I think it was the second time my mom dropped me on my head that made me what I am.
I learn something new every day that I didn’t want to know.
A journey of a thousand miles begins with a single “I’m going out for cigarettes.”
Doc this part of my evaluation where it says psychotic, can you change it to madcap?
Those who cannot remember the past are condemned to do something, I forget what, but it’s something inconvenient.
I keep my bouncy castle in my basement so I don’t get blown away.
When I was a child I spake as a child, I understood as a child, I thought as a child but when I became a man I put away none of those things
This day in history. 1965. The Who’s equipment van was stolen while they were inside the Battersea Dogs Home choosing a dog to guard their van.

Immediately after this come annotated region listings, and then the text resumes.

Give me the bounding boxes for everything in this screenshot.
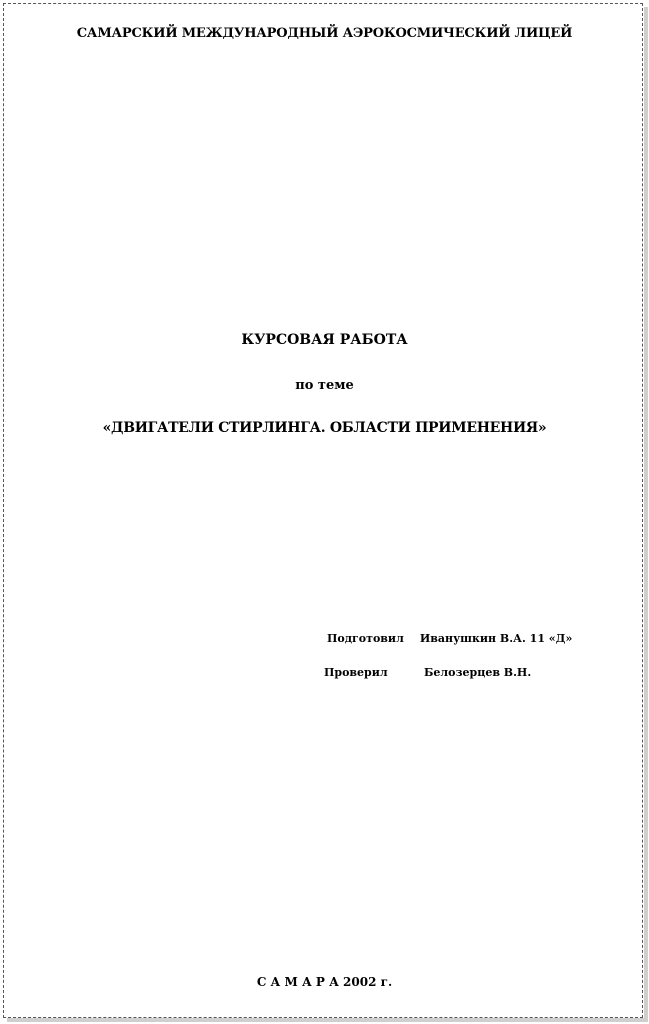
credit-checked [324,666,531,679]
topic-title: «ДВИГАТЕЛИ СТИРЛИНГА. ОБЛАСТИ ПРИМЕНЕНИЯ» [102,420,547,436]
work-type-heading: КУРСОВАЯ РАБОТА [241,332,408,348]
credit-prepared [327,632,572,645]
institution-heading: САМАРСКИЙ МЕЖДУНАРОДНЫЙ АЭРОКОСМИЧЕСКИЙ ЛИЦЕЙ [76,26,573,41]
page-shadow-bottom [7,1018,648,1022]
prepared-label: Подготовил [327,632,404,645]
prepared-author: Иванушкин В.А. 11 «Д» [419,632,573,645]
checked-reviewer: Белозерцев В.Н. [424,666,532,679]
title-page [3,3,643,1018]
topic-label: по теме [295,378,354,393]
city-year-footer: С А М А Р А 2002 г. [256,975,393,989]
page-shadow-right [644,7,648,1022]
checked-label: Проверил [324,666,388,679]
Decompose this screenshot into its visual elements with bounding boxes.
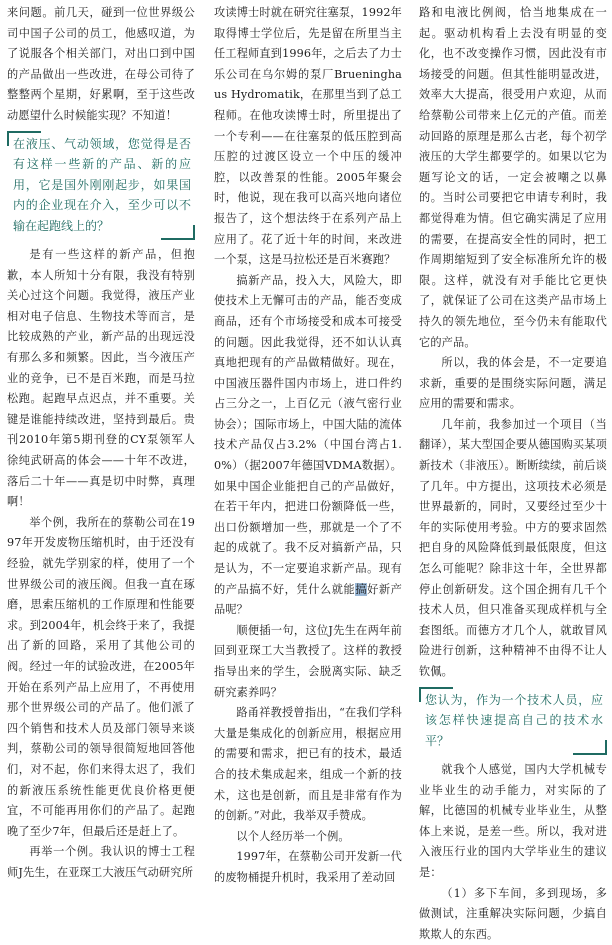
paragraph (214, 271, 402, 621)
paragraph: 再举一个例。我认识的博士工程师J先生，在亚琛工大液压气动研究所 (7, 845, 195, 879)
callout-corner-top (419, 687, 453, 702)
paragraph: 路甬祥教授曾指出，“在我们学科大量是集成化的创新应用，根据应用的需要和需求，把已有的技术，最适合的技术集成起来，组成一个新的技术，这也是创新，而且是非常有作为的创新。”对此，我举双手赞成。 (214, 706, 402, 823)
column-2 (214, 3, 402, 889)
paragraph: 来问题。前几天，碰到一位世界级公司中国子公司的员工，他感叹道，为了说服各个相关部门，对出口到中国的产品做出一些改进，在母公司待了整整两个星期，好累啊，至于这些改动愿望什么时候能实现？不知道！ (7, 6, 195, 122)
callout-corner-bottom (573, 740, 607, 755)
callout-corner-top (7, 131, 41, 146)
paragraph: （1）多下车间，多到现场，多做测试，注重解决实际问题，少搞自欺欺人的东西。 (419, 886, 607, 941)
paragraph: 举个例，我所在的蔡勒公司在1997年开发废物压缩机时，由于还没有经验，就先学别家的样，使用了一个世界级公司的液压阀。但我一直在琢磨，思索压缩机的工作原理和性能要求。到2004年，机会终于来了，我提出了新的回路，采用了其他公司的阀。经过一年的试验改进，在2005年开始在系列产品上应用了，不再使用那个世界级公司的产品了。他们派了四个销售和技术人员及部门领导来谈判，蔡勒公司的领导很简短地回答他们，对不起，你们来得太迟了，我们的新液压系统性能更优良价格更便宜，不可能再用你们的产品了。起跑晚了至少7年，但最后还是赶上了。 (7, 515, 195, 838)
paragraph: 以个人经历举一个例。 (236, 829, 350, 843)
paragraph: 所以，我的体会是，不一定要追求新，重要的是围绕实际问题，满足应用的需要和需求。 (419, 356, 607, 411)
question-callout (419, 687, 607, 756)
column-3 (419, 3, 607, 945)
paragraph: 是有一些这样的新产品，但抱歉，本人所知十分有限，我没有特别关心过这个问题。我觉得，液压产业相对电子信息、生物技术等而言，是比较成熟的产业，新产品的出现远没有那么多和频繁。因此，当今液压产业的竞争，已不是百米跑，而是马拉松跑。起跑早点迟点，并不重要。关键是谁能持续改进，坚持到最后。贵刊2010年第5期刊登的CY泵领军人徐纯武研高的体会——十年不改进，落后二十年——真是切中时弊，真理啊！ (7, 248, 195, 509)
paragraph: 1997年，在蔡勒公司开发新一代的废物桶提升机时，我采用了差动回 (214, 850, 402, 884)
question-text: 您认为，作为一个技术人员，应该怎样快速提高自己的技术水平？ (425, 692, 603, 748)
paragraph: 路和电液比例阀，恰当地集成在一起。驱动机构看上去没有明显的变化，也不改变操作习惯，因此没有市场接受的问题。但其性能明显改进，效率大大提高，很受用户欢迎，从而给蔡勒公司带来上亿元的产值。而差动回路的原理是那么古老，每个初学液压的大学生都要学的。如果以它为题写论文的话，一定会被嘲之以鼻的。当时公司要把它申请专利时，我都觉得难为情。但它确实满足了应用的需要，在提高安全性的同时，把工作周期缩短到了安全标准所允许的极限。这样，就没有对手能比它更快了，就保证了公司在这类产品市场上持久的领先地位，至今仍未有能取代它的产品。 (419, 6, 607, 349)
paragraph: 就我个人感觉，国内大学机械专业毕业生的动手能力，对实际的了解，比德国的机械专业毕业生，从整体上来说，是差一些。所以，我对进入液压行业的国内大学毕业生的建议是： (419, 763, 607, 880)
question-callout (7, 131, 195, 241)
paragraph-text-end: 好新产品呢？ (214, 582, 402, 617)
question-text: 在液压、气动领域，您觉得是否有这样一些新的产品、新的应用，它是国外刚刚起步，如果国内的企业现在介入，至少可以不输在起跑线上的？ (13, 136, 191, 233)
paragraph: 攻读博士时就在研究往塞泵，1992年取得博士学位后，先是留在所里当主任工程师直到1996年，之后去了力士乐公司在乌尔姆的泵厂Brueninghaus Hydromatik，在那里当到了总工程师。在他攻读博士时，所里提出了一个专利——在往塞泵的低压腔到高压腔的过渡区设立一个中压的缓冲腔，以改善泵的性能。2005年聚会时，他说，现在我可以高兴地向诸位报告了，这个想法终于在系列产品上应用了。花了近十年的时间，来改进一个泵，这是马拉松还是百米赛跑？ (214, 6, 402, 267)
paragraph: 顺便插一句，这位J先生在两年前回到亚琛工大当教授了。这样的教授指导出来的学生，会脱离实际、缺乏研究素养吗？ (214, 623, 402, 699)
paragraph: 几年前，我参加过一个项目（当翻译），某大型国企要从德国购买某项新技术（非液压）。断断续续，前后谈了几年。中方提出，这项技术必须是世界最新的，同时，又要经过至少十年的实际使用考验。中方的要求固然把自身的风险降低到最低限度，但这怎么可能呢？除非这十年，全世界都停止创新研发。这个国企拥有几千个技术人员，但只准备买现成样机与全套图纸。而德方才几个人，就敢冒风险进行创新，这种精神不由得不让人钦佩。 (419, 417, 607, 678)
callout-corner-bottom (161, 225, 195, 240)
column-1 (7, 3, 195, 883)
paragraph-text: 搞新产品，投入大，风险大，即使技术上无懈可击的产品，能否变成商品，还有个市场接受和成本可接受的问题。因此我觉得，还不如认认真真地把现有的产品做精做好。现在，中国液压器件国内市场上，进口件约占三分之一，上百亿元（液气密行业协会）；国际市场上，中国大陆的流体技术产品仅占3.2%（中国台湾占1.0%）（据2007年德国VDMA数据）。如果中国企业能把自己的产品做好，在若干年内，把进口份额降低一些，出口份额增加一些，那就是一个了不起的成就了。我不反对搞新产品，只是认为，不一定要追求新产品。现有的产品搞不好，凭什么就能 (214, 273, 402, 596)
text-selection-highlight: 搞 (355, 582, 368, 596)
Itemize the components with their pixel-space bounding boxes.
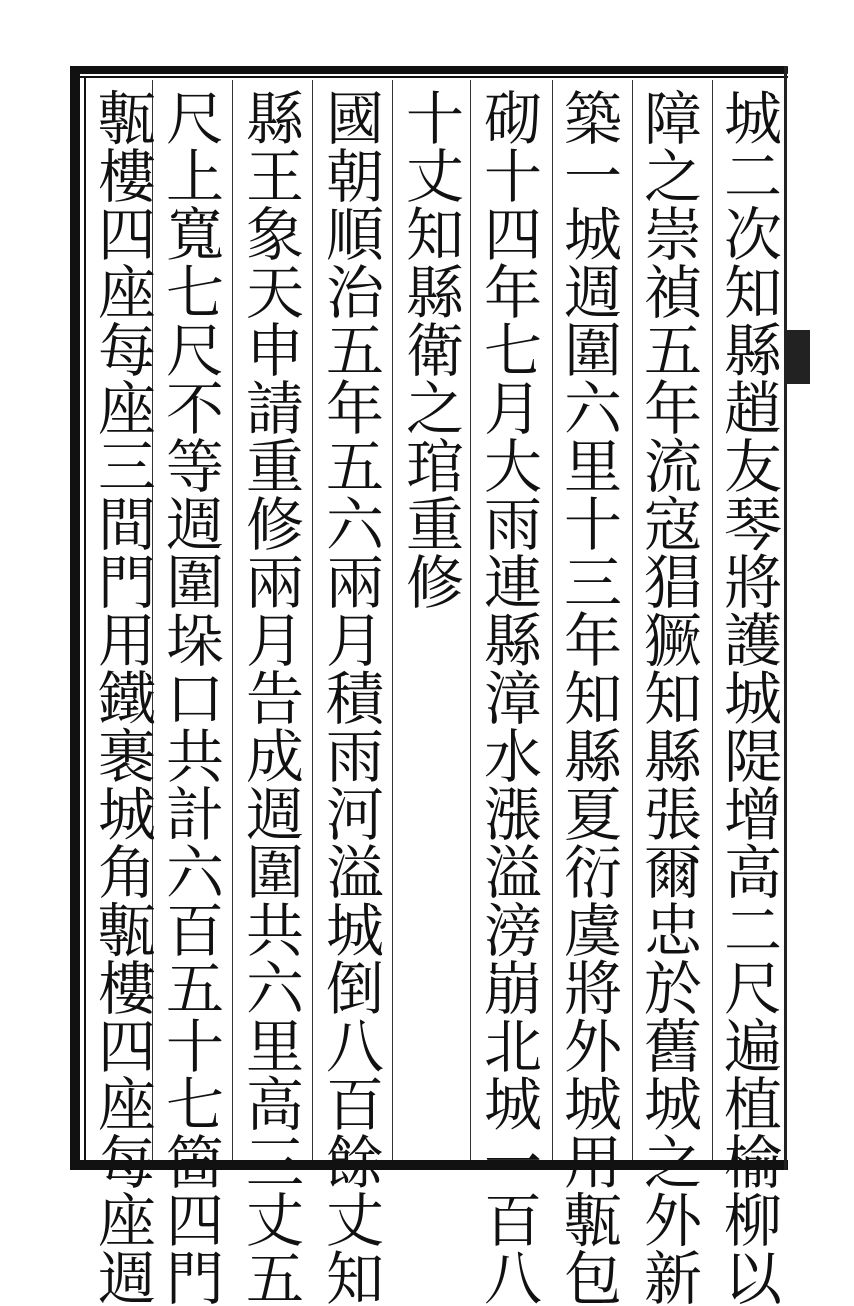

I don’t delete my bad tweets because why should I suffer alone.
[Entering a dark forest]
“Listen. That’s the banshee wailing. One of us may not make it home alive.”
“Keening.”
“What?”
“Banshees keen.”
“You go first.”
“Dammit.”
I’m looking at two autographs of Mickey Mouse and I’m pretty sure one of them is a forgery.
I would have retweeted that but the sun was in my eyes and I got a lot of personal problems and I’m jealous.
I’m sorry I used your Diva Cups to quarantine my sea monkeys.
I remember a simpler time when squirrels didn’t jump up on your picnic table and try to muscle you off your poutine.
I can’t help being suspicious when somebody asks to borrow my effigy.